Pentingnya Pelaku Usaha Mikro dan Kecil Mengenali Target Pasar
Pentingnya Pelaku Usaha Mikro dan Kecil Mengenali Target Pasar

Apabila kamu sebagai seorang pelaku UMKM, dalam mengembangkan usaha pastinya memiliki keinginan bahwa barang/jasa yang menjadi produk dagangan UMKM-mu dapat laku dan dikenal oleh masyarakat secara luas. Pada dasarnya, banyak cara yang dapat dilakukan untuk dapat menjadikan bisnis UMKM yang sedang kamu jalani menjadi lebih berkembang. Yang paling umum dan dapat dilihat secara langsung adalah dengan membuat media sosial sebagai alat pemasaran kepada calon konsumen. Cara lainnya, bisa juga dengan melakukan product development dalam segi pengemasan, rasa dan tampilan (apabila F&B), bahan baku pembuatan, dan sebagainya.

 

Namun yang jarang disadari oleh para pelaku UMKM, hal terpenting yang harus dilakukan sebelum kamu membangun sebuah bisnis adalah dengan menentukan siapa yang menjadi target pasar dan penjualan dari produk barang/jasa yang ditawarkan. Mengetahui siapa yang akan menjadi target pasar, merupakah hal yang krusial bagi UMKM-mu kamu karena akan berdampak kepada strategi–strategi apa yang dilakukan dalam pengembangan bisnis selanjutnya. Menurut Titik Wijayanti dalam bukunya “Marketing Plan dalam Bisnis” sebagaimana yang dikutip oleh Kompas, salah satu manfaat dari kegiatan targeting pasar adalah untuk mempermudah mencapai segmen pasar yang ingin diraih dan memberikan kepuasan yang lebih kepada konsumen. Lalu bagaimana caranya untuk menentukan target pasar dari produk kita?

 

Cara-cara di bawah ini layak untuk dicoba, antara lain :

 

Membagi dalam beberapa segmentasi

 

Cara pertama yang dapat dilakukan oleh pelaku UMKM adalah dengan menentukan segmentasi berdasarkan beberapa latar belakang seperti geografis, demografis, dan psikologis. Berdasarkan geografi, kita dapat melihat apakah suatu lokasi atau wilayah dapat menjadi target pasar? Sebagai contoh produk yang dijual adalah bibit tanaman di wilayah pegunungan, maka tidak tepat jika produk tersebut dipasarkan di wilayah pesisir pantai.

 

Untuk demografi kamu dapat melihat produk yang kamu jual cocok digunakan oleh konsumen di usia berapa?
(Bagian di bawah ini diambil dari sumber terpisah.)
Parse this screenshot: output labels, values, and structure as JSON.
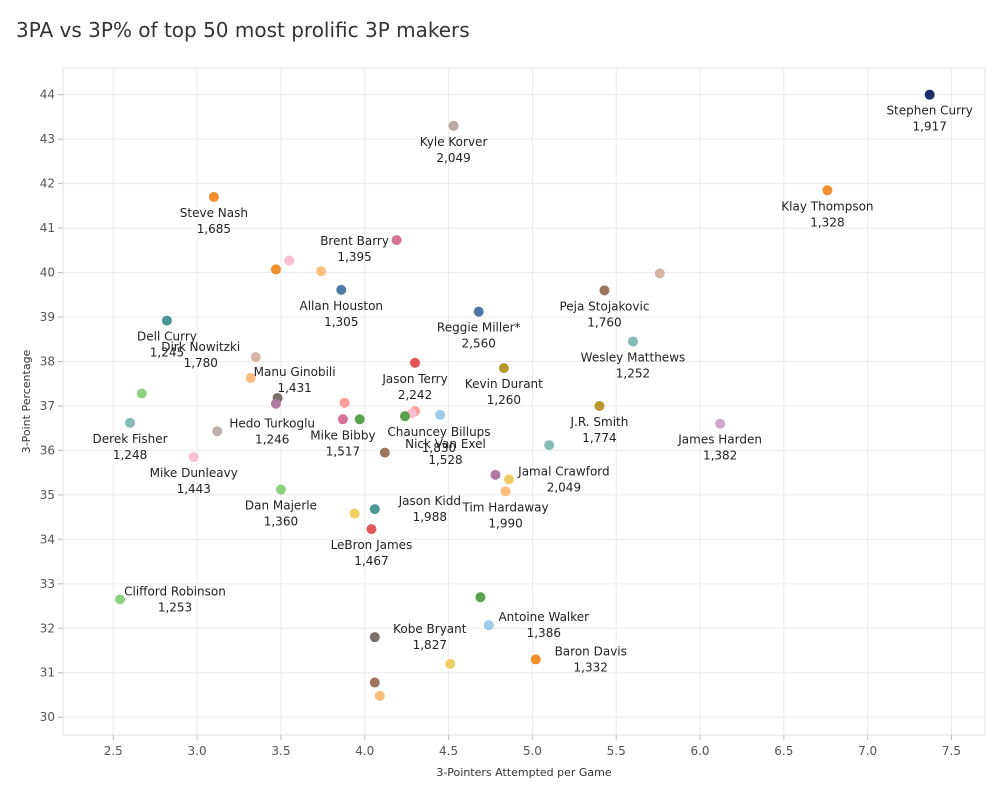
{
  "chart_data": {
    "type": "scatter",
    "title": "3PA vs 3P% of top 50 most prolific 3P makers",
    "xlabel": "3-Pointers Attempted per Game",
    "ylabel": "3-Point Percentage",
    "xlim": [
      2.2,
      7.7
    ],
    "ylim": [
      29.6,
      44.6
    ],
    "xticks": [
      "2.5",
      "3.0",
      "3.5",
      "4.0",
      "4.5",
      "5.0",
      "5.5",
      "6.0",
      "6.5",
      "7.0",
      "7.5"
    ],
    "yticks": [
      "30",
      "31",
      "32",
      "33",
      "34",
      "35",
      "36",
      "37",
      "38",
      "39",
      "40",
      "41",
      "42",
      "43",
      "44"
    ],
    "grid": true,
    "points": [
      {
        "x": 7.37,
        "y": 44.0,
        "color": "#1f2a6b",
        "name": "Stephen Curry",
        "made": "1,917",
        "label_pos": "below"
      },
      {
        "x": 4.53,
        "y": 43.3,
        "color": "#bcaaa4",
        "name": "Kyle Korver",
        "made": "2,049",
        "label_pos": "below"
      },
      {
        "x": 6.76,
        "y": 41.85,
        "color": "#f28e2b",
        "name": "Klay Thompson",
        "made": "1,328",
        "label_pos": "below"
      },
      {
        "x": 3.1,
        "y": 41.7,
        "color": "#f28e2b",
        "name": "Steve Nash",
        "made": "1,685",
        "label_pos": "below"
      },
      {
        "x": 4.19,
        "y": 40.73,
        "color": "#d37295",
        "name": "Brent Barry",
        "made": "1,395",
        "label_pos": "left"
      },
      {
        "x": 3.47,
        "y": 40.07,
        "color": "#f28e2b",
        "name": "",
        "made": "",
        "label_pos": "none"
      },
      {
        "x": 3.55,
        "y": 40.27,
        "color": "#fabfd2",
        "name": "",
        "made": "",
        "label_pos": "none"
      },
      {
        "x": 3.74,
        "y": 40.03,
        "color": "#ffbe7d",
        "name": "",
        "made": "",
        "label_pos": "none"
      },
      {
        "x": 5.76,
        "y": 39.98,
        "color": "#d7b5a6",
        "name": "",
        "made": "",
        "label_pos": "none"
      },
      {
        "x": 3.86,
        "y": 39.61,
        "color": "#4e79a7",
        "name": "Allan Houston",
        "made": "1,305",
        "label_pos": "below"
      },
      {
        "x": 5.43,
        "y": 39.6,
        "color": "#9d7660",
        "name": "Peja Stojakovic",
        "made": "1,760",
        "label_pos": "below"
      },
      {
        "x": 4.68,
        "y": 39.12,
        "color": "#4e79a7",
        "name": "Reggie Miller*",
        "made": "2,560",
        "label_pos": "below"
      },
      {
        "x": 2.82,
        "y": 38.92,
        "color": "#499894",
        "name": "Dell Curry",
        "made": "1,245",
        "label_pos": "below"
      },
      {
        "x": 5.6,
        "y": 38.45,
        "color": "#86bcb6",
        "name": "Wesley Matthews",
        "made": "1,252",
        "label_pos": "below"
      },
      {
        "x": 3.35,
        "y": 38.1,
        "color": "#d7b5a6",
        "name": "",
        "made": "",
        "label_pos": "none"
      },
      {
        "x": 4.3,
        "y": 37.97,
        "color": "#e15759",
        "name": "Jason Terry",
        "made": "2,242",
        "label_pos": "below"
      },
      {
        "x": 4.83,
        "y": 37.85,
        "color": "#b6992d",
        "name": "Kevin Durant",
        "made": "1,260",
        "label_pos": "below"
      },
      {
        "x": 3.32,
        "y": 37.63,
        "color": "#ffbe7d",
        "name": "Dirk Nowitzki",
        "made": "1,780",
        "label_pos": "upper-left"
      },
      {
        "x": 2.67,
        "y": 37.28,
        "color": "#8cd17d",
        "name": "",
        "made": "",
        "label_pos": "none"
      },
      {
        "x": 3.48,
        "y": 37.18,
        "color": "#79706e",
        "name": "",
        "made": "",
        "label_pos": "none"
      },
      {
        "x": 3.47,
        "y": 37.05,
        "color": "#b07aa1",
        "name": "",
        "made": "",
        "label_pos": "none"
      },
      {
        "x": 3.88,
        "y": 37.07,
        "color": "#ff9d9a",
        "name": "Manu Ginobili",
        "made": "1,431",
        "label_pos": "upper-left"
      },
      {
        "x": 5.4,
        "y": 37.0,
        "color": "#b6992d",
        "name": "J.R. Smith",
        "made": "1,774",
        "label_pos": "below"
      },
      {
        "x": 4.3,
        "y": 36.88,
        "color": "#ff9d9a",
        "name": "",
        "made": "",
        "label_pos": "none"
      },
      {
        "x": 4.45,
        "y": 36.8,
        "color": "#a0cbe8",
        "name": "",
        "made": "",
        "label_pos": "none"
      },
      {
        "x": 4.28,
        "y": 36.83,
        "color": "#fabfd2",
        "name": "",
        "made": "",
        "label_pos": "none"
      },
      {
        "x": 4.24,
        "y": 36.77,
        "color": "#59a14f",
        "name": "Chauncey Billups",
        "made": "1,830",
        "label_pos": "below-right"
      },
      {
        "x": 3.87,
        "y": 36.7,
        "color": "#d37295",
        "name": "Mike Bibby",
        "made": "1,517",
        "label_pos": "below"
      },
      {
        "x": 3.97,
        "y": 36.7,
        "color": "#59a14f",
        "name": "",
        "made": "",
        "label_pos": "none"
      },
      {
        "x": 2.6,
        "y": 36.62,
        "color": "#86bcb6",
        "name": "Derek Fisher",
        "made": "1,248",
        "label_pos": "below"
      },
      {
        "x": 6.12,
        "y": 36.6,
        "color": "#d4a6c8",
        "name": "James Harden",
        "made": "1,382",
        "label_pos": "below"
      },
      {
        "x": 3.12,
        "y": 36.43,
        "color": "#bab0ac",
        "name": "Hedo Turkoglu",
        "made": "1,246",
        "label_pos": "upper-right"
      },
      {
        "x": 5.1,
        "y": 36.12,
        "color": "#86bcb6",
        "name": "",
        "made": "",
        "label_pos": "none"
      },
      {
        "x": 4.12,
        "y": 35.95,
        "color": "#9d7660",
        "name": "",
        "made": "",
        "label_pos": "none"
      },
      {
        "x": 2.98,
        "y": 35.85,
        "color": "#fabfd2",
        "name": "Mike Dunleavy",
        "made": "1,443",
        "label_pos": "below"
      },
      {
        "x": 4.78,
        "y": 35.45,
        "color": "#b07aa1",
        "name": "Nick Van Exel",
        "made": "1,528",
        "label_pos": "upper-left"
      },
      {
        "x": 4.86,
        "y": 35.35,
        "color": "#f1ce63",
        "name": "Jamal Crawford",
        "made": "2,049",
        "label_pos": "upper-right"
      },
      {
        "x": 3.5,
        "y": 35.12,
        "color": "#8cd17d",
        "name": "Dan Majerle",
        "made": "1,360",
        "label_pos": "below"
      },
      {
        "x": 4.84,
        "y": 35.08,
        "color": "#ffbe7d",
        "name": "Tim Hardaway",
        "made": "1,990",
        "label_pos": "below"
      },
      {
        "x": 4.06,
        "y": 34.68,
        "color": "#499894",
        "name": "Jason Kidd",
        "made": "1,988",
        "label_pos": "upper-right"
      },
      {
        "x": 3.94,
        "y": 34.58,
        "color": "#f1ce63",
        "name": "",
        "made": "",
        "label_pos": "none"
      },
      {
        "x": 4.04,
        "y": 34.23,
        "color": "#e15759",
        "name": "LeBron James",
        "made": "1,467",
        "label_pos": "below"
      },
      {
        "x": 2.54,
        "y": 32.65,
        "color": "#8cd17d",
        "name": "Clifford Robinson",
        "made": "1,253",
        "label_pos": "upper-right"
      },
      {
        "x": 4.69,
        "y": 32.7,
        "color": "#59a14f",
        "name": "",
        "made": "",
        "label_pos": "none"
      },
      {
        "x": 4.74,
        "y": 32.07,
        "color": "#a0cbe8",
        "name": "Antoine Walker",
        "made": "1,386",
        "label_pos": "upper-right"
      },
      {
        "x": 4.06,
        "y": 31.8,
        "color": "#79706e",
        "name": "Kobe Bryant",
        "made": "1,827",
        "label_pos": "upper-right"
      },
      {
        "x": 5.02,
        "y": 31.3,
        "color": "#f28e2b",
        "name": "Baron Davis",
        "made": "1,332",
        "label_pos": "upper-right"
      },
      {
        "x": 4.51,
        "y": 31.2,
        "color": "#f1ce63",
        "name": "",
        "made": "",
        "label_pos": "none"
      },
      {
        "x": 4.06,
        "y": 30.78,
        "color": "#9d7660",
        "name": "",
        "made": "",
        "label_pos": "none"
      },
      {
        "x": 4.09,
        "y": 30.48,
        "color": "#ffbe7d",
        "name": "",
        "made": "",
        "label_pos": "none"
      }
    ]
  }
}
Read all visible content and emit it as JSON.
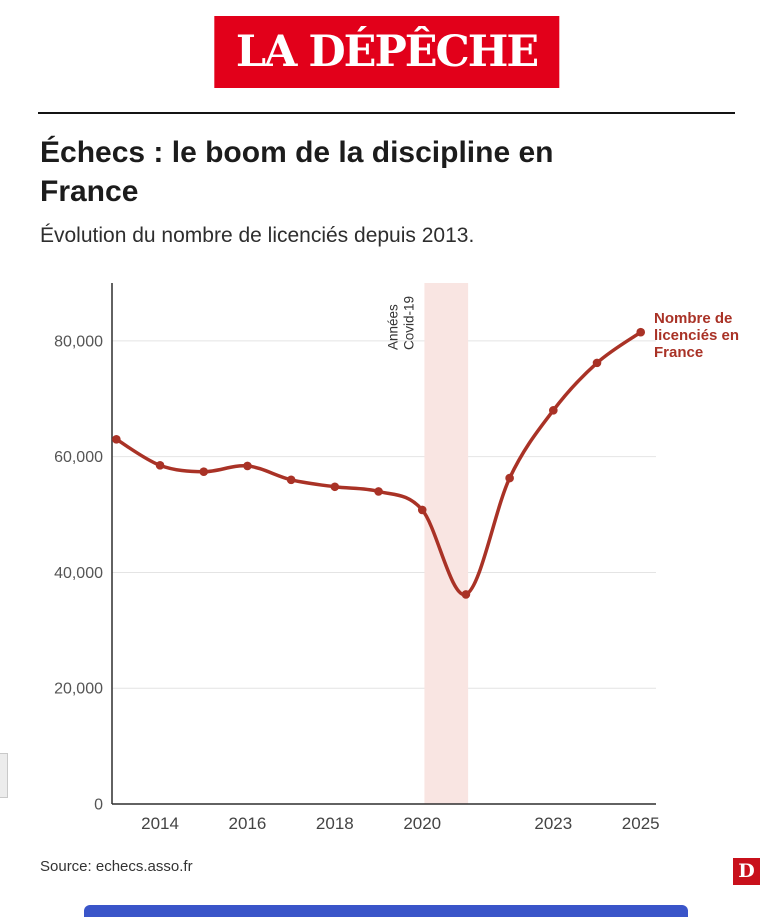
{
  "masthead": {
    "title": "LA DÉPÊCHE"
  },
  "header": {
    "title": "Échecs : le boom de la discipline en France",
    "subtitle": "Évolution du nombre de licenciés depuis 2013."
  },
  "chart_data": {
    "type": "line",
    "title": "Échecs : le boom de la discipline en France",
    "subtitle": "Évolution du nombre de licenciés depuis 2013.",
    "x": [
      2013,
      2014,
      2015,
      2016,
      2017,
      2018,
      2019,
      2020,
      2021,
      2022,
      2023,
      2024,
      2025
    ],
    "values": [
      63000,
      58500,
      57400,
      58400,
      56000,
      54800,
      54000,
      50800,
      36200,
      56300,
      68000,
      76200,
      81500
    ],
    "series_name": "Nombre de licenciés en France",
    "annotation_lines": [
      "Nombre de",
      "licenciés en",
      "France"
    ],
    "covid_band": {
      "start": 2020.05,
      "end": 2021.05,
      "color": "#f9e5e2",
      "label_lines": [
        "Années",
        "Covid-19"
      ]
    },
    "y_ticks": [
      0,
      20000,
      40000,
      60000,
      80000
    ],
    "y_tick_labels": [
      "0",
      "20,000",
      "40,000",
      "60,000",
      "80,000"
    ],
    "x_ticks": [
      2014,
      2016,
      2018,
      2020,
      2023,
      2025
    ],
    "x_tick_labels": [
      "2014",
      "2016",
      "2018",
      "2020",
      "2023",
      "2025"
    ],
    "xlim": [
      2012.9,
      2025.35
    ],
    "ylim": [
      0,
      90000
    ],
    "line_color": "#a93226",
    "grid": "horizontal",
    "legend_position": "annotation-right"
  },
  "colors": {
    "brand_red": "#e2001a",
    "line_red": "#a93226",
    "band_pink": "#f9e5e2",
    "footer_blue": "#3a55c9"
  },
  "footer": {
    "source": "Source: echecs.asso.fr",
    "logo_letter": "D"
  }
}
Agar nantinya dapat lebih fokus dalam memasarkan produk kepada kelompok usia tertentu yang memang menjadi target pasar. Sedangkan melalui psikologis, kamu dapat melihat gaya hidup, kepribadian masyarakat, atau tingkat ekonomi suatu masyarakat. Dengan mengetahui hal-hal tersebut, dapat meminimalisir produkmu menjadi tidak laku karena dipasarkan di segmen yang salah.

 

Mengetahui kebutuhan dari masyarakat

 

Selain menyeleksi target pasar berdasarkan segmentasi, cara selanjutnya adalah dengan mengetahui secara langsung apa yang dibutuhkan oleh masyarakat. Cara untuk mengetahuinya dapat melalui survey, tes produk, atau mengikuti suatu bazar/pameran untuk bisa menarik atensi masyarakat. Dengan cara ini, kamu dapat melihat apa perubahan yang diharapkan oleh masyarakat atas produk yang sudah ada di pasaran saat ini, atau inovasi apa yang bisa dilakukan untuk memunculkan produk baru yang memenuhi kebutuhan dari target pasar kita. 

 

Menganalisa persaingan pasar dengan kompetitor

 

Salah satu yang terpenting dalam proses menentukan siapa target pasar dari UMKM-mu, adalah dengan menganalisa, mencermati, lalu mempelajari persaingan dengan kompetitor yang memiliki produk serupa. Cara terbaik di poin ini adalah, dengan melakukan inovasi produk yang tidak dimiliki oleh kompetitor. Selain dapat menjadi nilai tambah bagi UMKM dan produk yang kamu tawarkan, masyarakat sebagai konsumen juga dapat diuntungkan dengan produk di pasar yang bervariasi.

 

Nah itulah beberapa cara yang dapat dilakukan untuk dapat menentukan target pasar untuk kelangsungan bisnis UMKM yang kamu miliki. Karena keberhasilan dalam menentukan target pasar akan mempermudah kamu dalam memasarkan produk yang dijual.

 

Selamat mencoba, tetap kreatif dan inovatif!

 

Minta Penawaran!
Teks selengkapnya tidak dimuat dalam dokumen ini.